Israeli NGO Regavim wrecks Palestinian lives - and receives donations to do so, explains BETHANY RIELLY

EVER heard of Regavim? I’m guessing probably not. Despite this group’s significant role in the most heinous aspects of the Israeli occupation, they remain pretty much unknown. And this makes them even more dangerous.

So what is Regavim?

A so-called charity founded in 2006, Regavim is run by and for illegal Israeli settlers. Its mission is described as “preserving Israel’s national lands,” but what this translates to in reality is an unrelenting campaign to demolish Palestinian homes and villages.

Because of their work, over the last 10 years Israel’s cruel demolition policies have become more aggressive — giving Palestinians little chance to save their houses, roads, water networks and even trees from destruction.

The extremist group achieves this through petitioning the Israeli state to issue and carry out demolition orders on structures built without permits by Palestinians. In Area C, which makes up 60 per cent of the West Bank, Palestinians must apply for Israeli-issued permits in order to build. But these are virtually impossible to obtain meaning most construction has to be done “illegally.”

To throw more houses into the path of the bulldozers, the settler group also hires “fieldworkers” to spy on villages, often with drones, who identify “illegal” structures.

A powerful propaganda machine underpins Regavim’s operation of ethnic cleansing. This machine peddles out a false narrative in which Palestine does not exist, and its villages are mere “illegal Arab outposts” built on “Israeli land.” But anyone with an ounce of knowledge about the situation knows that it is the Israeli settlements that are the illegal outposts built on stolen Palestinian land. Regavim’s shocking inversion of reality would be laughable if it wasn’t so effective in destroying lives.

The extremist group is also deeply and unashamedly racist.
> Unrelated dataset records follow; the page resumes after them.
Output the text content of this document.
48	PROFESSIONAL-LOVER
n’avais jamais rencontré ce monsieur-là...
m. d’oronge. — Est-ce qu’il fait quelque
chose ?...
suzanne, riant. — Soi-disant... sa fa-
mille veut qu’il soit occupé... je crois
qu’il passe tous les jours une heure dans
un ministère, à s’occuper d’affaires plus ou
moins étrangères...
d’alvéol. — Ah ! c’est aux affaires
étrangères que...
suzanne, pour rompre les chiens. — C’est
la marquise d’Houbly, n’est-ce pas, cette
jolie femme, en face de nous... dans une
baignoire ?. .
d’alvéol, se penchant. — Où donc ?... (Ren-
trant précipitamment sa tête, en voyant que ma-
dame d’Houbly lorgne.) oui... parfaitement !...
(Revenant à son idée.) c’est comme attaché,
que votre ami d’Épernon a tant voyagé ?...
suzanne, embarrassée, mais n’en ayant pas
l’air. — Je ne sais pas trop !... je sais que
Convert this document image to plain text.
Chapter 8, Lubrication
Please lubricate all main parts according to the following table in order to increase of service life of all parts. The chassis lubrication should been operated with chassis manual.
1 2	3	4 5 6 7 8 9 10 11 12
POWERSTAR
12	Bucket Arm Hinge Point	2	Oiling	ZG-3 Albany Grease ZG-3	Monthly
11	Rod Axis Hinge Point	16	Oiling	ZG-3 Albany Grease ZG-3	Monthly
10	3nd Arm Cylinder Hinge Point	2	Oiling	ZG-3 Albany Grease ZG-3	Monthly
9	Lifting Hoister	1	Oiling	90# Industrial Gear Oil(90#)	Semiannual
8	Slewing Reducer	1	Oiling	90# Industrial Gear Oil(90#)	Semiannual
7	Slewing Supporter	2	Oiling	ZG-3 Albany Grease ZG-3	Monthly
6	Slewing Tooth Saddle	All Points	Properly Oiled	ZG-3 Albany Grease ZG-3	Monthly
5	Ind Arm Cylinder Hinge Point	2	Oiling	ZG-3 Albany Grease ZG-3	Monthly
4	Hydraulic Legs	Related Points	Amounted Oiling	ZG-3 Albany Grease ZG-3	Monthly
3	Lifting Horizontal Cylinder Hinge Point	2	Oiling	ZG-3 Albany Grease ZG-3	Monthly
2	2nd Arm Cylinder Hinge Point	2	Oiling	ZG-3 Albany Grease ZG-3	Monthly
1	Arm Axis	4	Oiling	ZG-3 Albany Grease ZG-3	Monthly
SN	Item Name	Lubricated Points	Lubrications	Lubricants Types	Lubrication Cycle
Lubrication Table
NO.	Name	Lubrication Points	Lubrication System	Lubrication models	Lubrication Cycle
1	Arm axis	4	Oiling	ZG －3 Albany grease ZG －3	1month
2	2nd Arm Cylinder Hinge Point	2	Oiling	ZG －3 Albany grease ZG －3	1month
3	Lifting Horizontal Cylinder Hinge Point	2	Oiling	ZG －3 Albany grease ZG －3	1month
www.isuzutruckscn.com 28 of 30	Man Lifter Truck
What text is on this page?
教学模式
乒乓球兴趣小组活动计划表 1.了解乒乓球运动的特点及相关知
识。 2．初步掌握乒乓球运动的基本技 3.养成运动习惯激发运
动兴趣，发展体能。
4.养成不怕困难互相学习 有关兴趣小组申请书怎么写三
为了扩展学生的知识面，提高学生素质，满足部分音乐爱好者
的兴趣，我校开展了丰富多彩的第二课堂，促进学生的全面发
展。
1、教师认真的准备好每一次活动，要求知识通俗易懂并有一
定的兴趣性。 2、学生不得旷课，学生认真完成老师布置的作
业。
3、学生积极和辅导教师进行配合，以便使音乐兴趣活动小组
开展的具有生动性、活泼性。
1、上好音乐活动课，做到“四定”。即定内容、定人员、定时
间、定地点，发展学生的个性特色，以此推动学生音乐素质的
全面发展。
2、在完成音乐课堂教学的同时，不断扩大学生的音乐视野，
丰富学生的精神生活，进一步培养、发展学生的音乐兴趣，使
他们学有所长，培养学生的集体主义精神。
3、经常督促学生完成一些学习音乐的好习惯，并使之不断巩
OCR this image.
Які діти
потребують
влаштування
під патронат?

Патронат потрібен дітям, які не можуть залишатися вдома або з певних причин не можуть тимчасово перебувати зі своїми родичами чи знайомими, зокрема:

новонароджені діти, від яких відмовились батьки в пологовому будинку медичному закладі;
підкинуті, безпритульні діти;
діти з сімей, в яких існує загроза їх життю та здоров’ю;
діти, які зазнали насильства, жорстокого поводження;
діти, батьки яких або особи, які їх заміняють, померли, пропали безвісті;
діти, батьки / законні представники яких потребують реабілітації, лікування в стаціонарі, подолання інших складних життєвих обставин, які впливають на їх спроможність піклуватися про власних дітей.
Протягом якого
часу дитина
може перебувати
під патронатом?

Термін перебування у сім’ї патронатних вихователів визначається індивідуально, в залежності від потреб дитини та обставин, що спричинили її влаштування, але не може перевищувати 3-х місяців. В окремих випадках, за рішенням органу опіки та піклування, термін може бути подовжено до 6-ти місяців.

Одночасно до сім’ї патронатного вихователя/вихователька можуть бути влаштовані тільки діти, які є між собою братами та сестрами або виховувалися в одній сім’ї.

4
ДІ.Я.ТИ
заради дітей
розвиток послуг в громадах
If you can bear a visit to their website, you’ll find a video that likens Palestinians building homes to warfare.

“Ever so quietly, without the roar of battle and clamour of war, the Jewish people is being robbed of the Land of Israel,” the video’s narrator says over dramatic music. “On this battlefield cement mixers have replaced tanks … and innocent-looking civilians replace uniformed soldiers.”

This fearmongering is a crucial element of how Regavim operates. In August the extremists hung Palestinian flags along roads in the West Bank to warn settlers that a “terrorist state is around the corner.”

Despite its claim that it simply ensures Israel’s laws are being upheld, Regavim has never filed a petition against an Israeli settlement. Some outposts are illegal even under Israeli law, yet they are spared Regavim’s petitions. Palestinians affected by Regavim also say it’s clear that the group is doing the government’s leg work for it.

Nasser Nawaja is a resident of Susiyah, a village in the South Hebron Hills that has frozen demolition orders on every structure. “At the beginning, Regavim was just a small organisation — but now people can’t tell where Regavim starts and the Israeli government begins,” he says. Ties between the state and Regavim are also apparent by the fact that they receive Israeli taxpayers’ money. In an investigation by the newspaper Haaretz, it was revealed that the group has received millions of shekels in funding from local councils.

And it’s not just taxpayers that prop up Regavim’s work. Thanks to its charitable status, the group also receives donations, largely from the US. This is despite the fact that its discriminatory practices violates criteria that must be met to have charitable status.

Its reach goes beyond Israel and even the US. On December 1 this year Regavim’s director of its international division Naomi Linda Khan was invited to speak in London by powerful Israeli lobby group UK Lawyers for Israel (UKLFI).

The event was met by protests from Palestine solidarity groups, angered by the welcoming of such a racist organisation to Britain. The invitation by UKLFI is perhaps not so surprising given the fact that it has run multiple smear and divestment campaigns against pro-Palestinian groups. But what is shocking, is Regavim’s attempts to spread its propaganda and gain support outside of Israel.

Testimonies read out at yesterday’s protest from Palestinians laid bare the devastating actions of Regavim.

“People are now only living their life in the courtrooms rather than with their children,” a protester reading out the testimony of Awdah Hathaleen, a resident of the at-risk village of Umm al-Khair, said. “We spend more time talking with lawyers than we do our family members.”

Regavim’s relative anonymity has meant that its operations have gone unchallenged by the pro-Palestinian community. This has to change. Anyone who stands with the Palestinians in their struggle for freedom must know Regavim’s name and oppose their appalling work that not only wrecks homes but also lives.

Regavim is not a charity. Regavim is not a legal NGO. Regavim is a racist, sinister and lying propaganda machine driving the ethnic cleansing of the Palestinian people.